Warum viele Fichten in Nordkirchen krank sind und wie sich das auf die Wälder auswirkt

mlzWälder in Nordkirchen

Den Fichten in NRW geht es gar nicht gut. Hohe Temperaturen und der Borkenkäfer setzen den Bäumen immer mehr zu. Ein Experte sagt: „Der Kampf gegen den Borkenkäfer ist bereits verloren.“

Nordkirchen

, 10.08.2019, 08:17 Uhr / Lesedauer: 2 min

Der Borkenkäfer setzt die heimischen Fichtenbestände immer stärker unter Druck. Das bestätigt der Landesbetrieb Wald und Holz NRW auf Anfrage dieser Redaktion. Schuld an dieser Entwicklung ist der Borkenkäfer im Zusammenspiel mit den gestiegenen Temperaturen im Sommer, wie Daniel Hook, Leiter des Forstbetriebsbezirks Tiergarten, zu dem auch Nordkirchen gehört, erklärt.

Allerdings ist der Fichtenbestand in der Schlossgemeinde sehr gering. Hook schätzt ihn auf unter fünf Prozent des gesamten Baumbestands für den der Förster in Nordkirchen zuständig ist.

Fichten-Anteil ist insgesamt gering

Im gesamten Bereich, für den das Regionalforstamt Münsterland zuständig ist, liege der Anteil der Fichten lediglich bei etwa acht Prozent von insgesamt rund 100.000 Hektar Fläche, wie Adalbert Koch, stellvertretender Leiter des Forstamtes auf Anfrage sagt.

Und: Die Fichte gehört nicht zur potenziell natürlichen Vegetation im Münsterland. Gemeint mit dem Ausdruck ist die Vegetation, die sich natürlich ansiedeln würde, wenn es keinen Einfluss durch den Menschen gäbe. In diesem Fall würde sich - wie jetzt auch schon zu einem großen Anteil vorhanden - eher die Eiche hier niederlassen.
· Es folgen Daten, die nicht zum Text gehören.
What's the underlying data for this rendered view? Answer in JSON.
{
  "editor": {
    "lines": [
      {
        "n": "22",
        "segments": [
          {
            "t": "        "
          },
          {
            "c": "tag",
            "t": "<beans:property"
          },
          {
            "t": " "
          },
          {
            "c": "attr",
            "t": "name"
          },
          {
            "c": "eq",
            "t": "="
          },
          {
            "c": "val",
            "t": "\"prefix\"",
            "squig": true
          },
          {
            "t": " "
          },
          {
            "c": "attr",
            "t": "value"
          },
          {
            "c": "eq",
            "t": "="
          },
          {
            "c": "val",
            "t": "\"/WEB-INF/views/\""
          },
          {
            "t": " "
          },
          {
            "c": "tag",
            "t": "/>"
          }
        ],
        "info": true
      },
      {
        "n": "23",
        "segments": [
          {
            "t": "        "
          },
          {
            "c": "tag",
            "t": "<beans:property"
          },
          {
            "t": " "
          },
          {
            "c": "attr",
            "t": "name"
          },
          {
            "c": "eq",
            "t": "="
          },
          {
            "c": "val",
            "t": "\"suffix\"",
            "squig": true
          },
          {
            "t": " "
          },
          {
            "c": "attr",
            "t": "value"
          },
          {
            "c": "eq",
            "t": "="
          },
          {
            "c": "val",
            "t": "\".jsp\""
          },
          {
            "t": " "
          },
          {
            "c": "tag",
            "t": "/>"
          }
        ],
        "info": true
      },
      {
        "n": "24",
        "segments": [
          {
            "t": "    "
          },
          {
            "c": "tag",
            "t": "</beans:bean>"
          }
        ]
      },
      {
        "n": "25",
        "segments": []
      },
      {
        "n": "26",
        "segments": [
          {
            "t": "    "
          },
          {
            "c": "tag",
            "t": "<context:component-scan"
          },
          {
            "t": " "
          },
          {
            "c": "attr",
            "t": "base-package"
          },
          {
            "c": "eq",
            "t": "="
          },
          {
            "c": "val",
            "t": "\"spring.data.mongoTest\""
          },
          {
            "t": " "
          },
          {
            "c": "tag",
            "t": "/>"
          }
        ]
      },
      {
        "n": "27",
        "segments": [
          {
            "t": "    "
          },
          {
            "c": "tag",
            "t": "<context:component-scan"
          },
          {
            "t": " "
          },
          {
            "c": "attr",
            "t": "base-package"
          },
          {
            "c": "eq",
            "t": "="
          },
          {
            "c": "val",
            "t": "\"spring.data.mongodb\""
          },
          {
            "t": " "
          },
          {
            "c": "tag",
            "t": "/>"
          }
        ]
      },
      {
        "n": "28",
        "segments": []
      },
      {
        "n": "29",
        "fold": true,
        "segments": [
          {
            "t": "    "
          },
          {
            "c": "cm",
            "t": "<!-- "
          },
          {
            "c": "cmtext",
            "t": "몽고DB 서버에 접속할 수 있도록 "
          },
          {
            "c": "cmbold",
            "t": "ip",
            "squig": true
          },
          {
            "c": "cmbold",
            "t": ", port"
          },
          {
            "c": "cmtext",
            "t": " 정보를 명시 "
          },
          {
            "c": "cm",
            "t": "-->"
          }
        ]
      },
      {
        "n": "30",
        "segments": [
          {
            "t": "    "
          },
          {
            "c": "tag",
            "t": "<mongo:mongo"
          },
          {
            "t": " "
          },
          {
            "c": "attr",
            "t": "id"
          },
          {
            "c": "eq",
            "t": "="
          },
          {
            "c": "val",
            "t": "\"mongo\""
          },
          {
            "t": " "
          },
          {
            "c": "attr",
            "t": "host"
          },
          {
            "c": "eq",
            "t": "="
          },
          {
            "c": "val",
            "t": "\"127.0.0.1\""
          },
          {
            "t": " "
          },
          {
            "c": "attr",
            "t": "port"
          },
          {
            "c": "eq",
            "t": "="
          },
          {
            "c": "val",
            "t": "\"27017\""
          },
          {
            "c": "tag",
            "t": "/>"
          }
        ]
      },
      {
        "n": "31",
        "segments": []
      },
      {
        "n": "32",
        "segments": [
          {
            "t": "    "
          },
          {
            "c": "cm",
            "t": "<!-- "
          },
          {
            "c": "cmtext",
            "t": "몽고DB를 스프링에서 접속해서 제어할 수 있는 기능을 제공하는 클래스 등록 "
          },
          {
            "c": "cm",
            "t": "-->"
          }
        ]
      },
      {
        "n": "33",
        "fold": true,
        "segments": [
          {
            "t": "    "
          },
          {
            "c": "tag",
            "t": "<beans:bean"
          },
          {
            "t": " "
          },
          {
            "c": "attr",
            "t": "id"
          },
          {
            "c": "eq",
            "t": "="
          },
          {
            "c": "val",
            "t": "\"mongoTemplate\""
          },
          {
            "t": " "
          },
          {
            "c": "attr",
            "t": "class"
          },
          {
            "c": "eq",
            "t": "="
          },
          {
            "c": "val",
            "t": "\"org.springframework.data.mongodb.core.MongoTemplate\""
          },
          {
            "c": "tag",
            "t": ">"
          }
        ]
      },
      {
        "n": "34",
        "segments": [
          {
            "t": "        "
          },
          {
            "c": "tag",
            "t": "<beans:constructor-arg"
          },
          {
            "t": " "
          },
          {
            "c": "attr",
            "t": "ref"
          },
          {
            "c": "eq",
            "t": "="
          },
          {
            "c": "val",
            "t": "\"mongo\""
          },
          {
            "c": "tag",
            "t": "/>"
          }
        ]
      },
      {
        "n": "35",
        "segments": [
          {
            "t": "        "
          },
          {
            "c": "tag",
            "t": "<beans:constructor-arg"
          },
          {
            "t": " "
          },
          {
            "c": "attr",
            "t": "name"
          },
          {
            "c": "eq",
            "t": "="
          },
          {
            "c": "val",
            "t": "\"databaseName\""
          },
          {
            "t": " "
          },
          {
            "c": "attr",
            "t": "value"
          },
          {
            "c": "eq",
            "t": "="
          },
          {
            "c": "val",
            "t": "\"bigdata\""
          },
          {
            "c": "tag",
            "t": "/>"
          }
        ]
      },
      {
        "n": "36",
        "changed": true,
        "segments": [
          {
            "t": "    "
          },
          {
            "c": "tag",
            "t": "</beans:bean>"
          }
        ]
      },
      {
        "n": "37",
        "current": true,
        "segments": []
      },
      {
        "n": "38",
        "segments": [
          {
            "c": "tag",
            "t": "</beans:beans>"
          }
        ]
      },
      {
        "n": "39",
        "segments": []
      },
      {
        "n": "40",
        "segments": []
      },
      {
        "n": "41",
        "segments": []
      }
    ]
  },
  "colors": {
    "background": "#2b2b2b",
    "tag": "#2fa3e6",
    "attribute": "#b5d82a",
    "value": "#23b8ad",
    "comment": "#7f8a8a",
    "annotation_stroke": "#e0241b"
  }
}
Der Nadelbaum ist eigentlich widerstandsfähig

Der bevorzugte Lebensraum der Fichte beginne erst in höheren Lagen, wie Koch erklärt. Dass es die Fichte hierzulande überhaupt gibt, habe wirtschaftliche Gründe. Vor etwa 100 Jahren wurde die Fichte auch im Münsterland als Nutzholz eingeführt.

Das Holz werde in der Industrie, zum Beispiel beim Hausbau für Dachstühle, verwendet. Außerdem sei die Fichte eigentlich ein sehr robuster Baum. „Wenn man ihn nicht mit den Wurzeln nach oben einpflanzt, kann man eigentlich wenig damit falsch machen“, sagt Koch mit einem Augenzwinkern.

Also alles doch nicht so schlimm für die Fichte? Ja und nein.

Kampf gegen den Borkenkäfer ist verloren

Was den Borkenkäfer angeht, sei der Kampf im Grunde schon verloren, erklärt der stellvertretende Forstamtsleiter. Dass die Fichte ganz und gar aus dem Münsterland verschwinden wird hält er allerdings für unwahrscheinlich. „Vor allem sind jetzt die Altbestände, also Bäume, die 50, 60 oder 70 Jahre alt sind, betroffen“, beschreibt er. Aber dort, wo alte Bäume sterben und aus dem Wald geholt werden, würde Platz für neue entstehen.

Und im Boden würden eben doch noch viele Samen der Fichte stecken, aus denen wieder junge Triebe wachsen, so Koch. Rein ökologisch betrachtet sind die Auswirkungen des Fichten-Leidens überschaubar. Diese seien eher wirtschaftlich, sagt Koch.

Ein Gegenmittel gebe es ohnehin nicht. Auch Daniel Hook erklärt, dass vom Borkenkäfer befallene Bäume aus dem Wald geholt würden. Insektizid-Einsätze seien selten.